Inutile non plus de chercher une quelconque authenticité historique dans ce film, que ce soit dans ce Far West de studio totalement aseptisé ou dans son scénario qui transforme ce psychopathe en un bandit d’opérette d’une naïveté confondante. Les faits relatés n’ont qu’un rapport lointain avec la réalité, les noms ont même pour la plupart été modifiés, Pat Garrett se transformant en Jim Sherwood alors que J.H. Tunstall est devenu Erik Keating. Mais peu importe les faits ; il suffit d’être prévenu. Des couleurs chaudes, une jeune femme douce et belle (Mary Howard est charmante mais elle fait un peu office de potiche), un Mexicain chantant (entêtante Viva la Vida), des gentils très gentils, des méchants très méchants, des costumes rutilants, des coiffures impeccables, le western MGM est vraiment modelé pour être vu en famille. Mais cela a son charme justement d’autant que David Miller, pour son coup d’essai, nous réserve quelques scènes d’action étonnamment bien menées aux travellings assez impressionnants (dommage qu’à l’époque on se sente constamment obligé d’avoir recours aux gros plans sur fond de transparences lors des chevauchées, ce qui gâche un peu la beauté et l’entrain des séquences mouvementées), notamment celle du stampede, et nous gratifie de vues inédites et grandioses de Monument Valley. Je crois n’avoir jamais revu par la suite ce paysage enveloppé d’une brume matinale ni un tel plan montrant des cavaliers filmés de très haut alors qu’ils chevauchent à mi-hauteur de ces fameuses mesas rougeâtres dont les sommets sont encore parsemés de neige. Le travail de la seconde équipe sur les extérieurs se révèle remarquable !

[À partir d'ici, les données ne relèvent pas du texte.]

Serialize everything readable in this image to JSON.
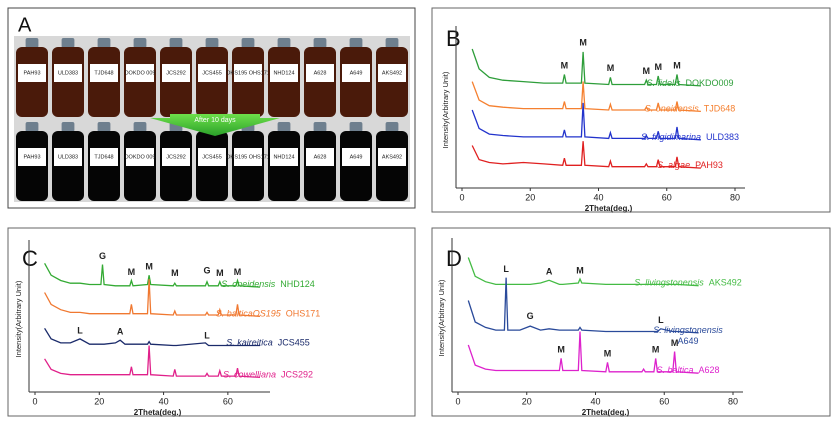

Quant à l’interprétation, si Robert Taylor n’est pas constamment convaincant, il n’en est pas de même de Brian Donlevy que l’on était habitué jusque-là à voir jouer les bad guys et qui se révèle parfait en clone de Pat Garrett, de Ian Hunter (Richard Cœur de Lion dans le Robin Hood de Michael Curtiz), magistral en rancher non-violent et d’une grande bonté d’âme, et enfin de Gene Lockhart, assez irrésistible en ordure intégrale. Tout ceci est bien gentillet mais jamais ennuyeux ; ce Réfractaire est un produit typique de la MGM, un western à déconseiller à ceux qui ne jurent dans le genre que par Peckinpah, Leone ou Eastwood (ce que je conçois d’ailleurs parfaitement) mais au contraire à recommander à toutes ceux et celles qui auraient gardé une âme de midinette, ou éventuellement pour faire découvrir le genre à sa progéniture d’autant qu’au final la morale est sauve : le dernier représentant des grands bandits de l’Ouest n’est désormais plus de ce monde. Dommage que celui-ci n’ait pas même eu le temps de vivre une romance avant de disparaître. En tout cas, à défaut d’y trouver une idylle et un grand film, on pourra apprécier une belle histoire d’amitié.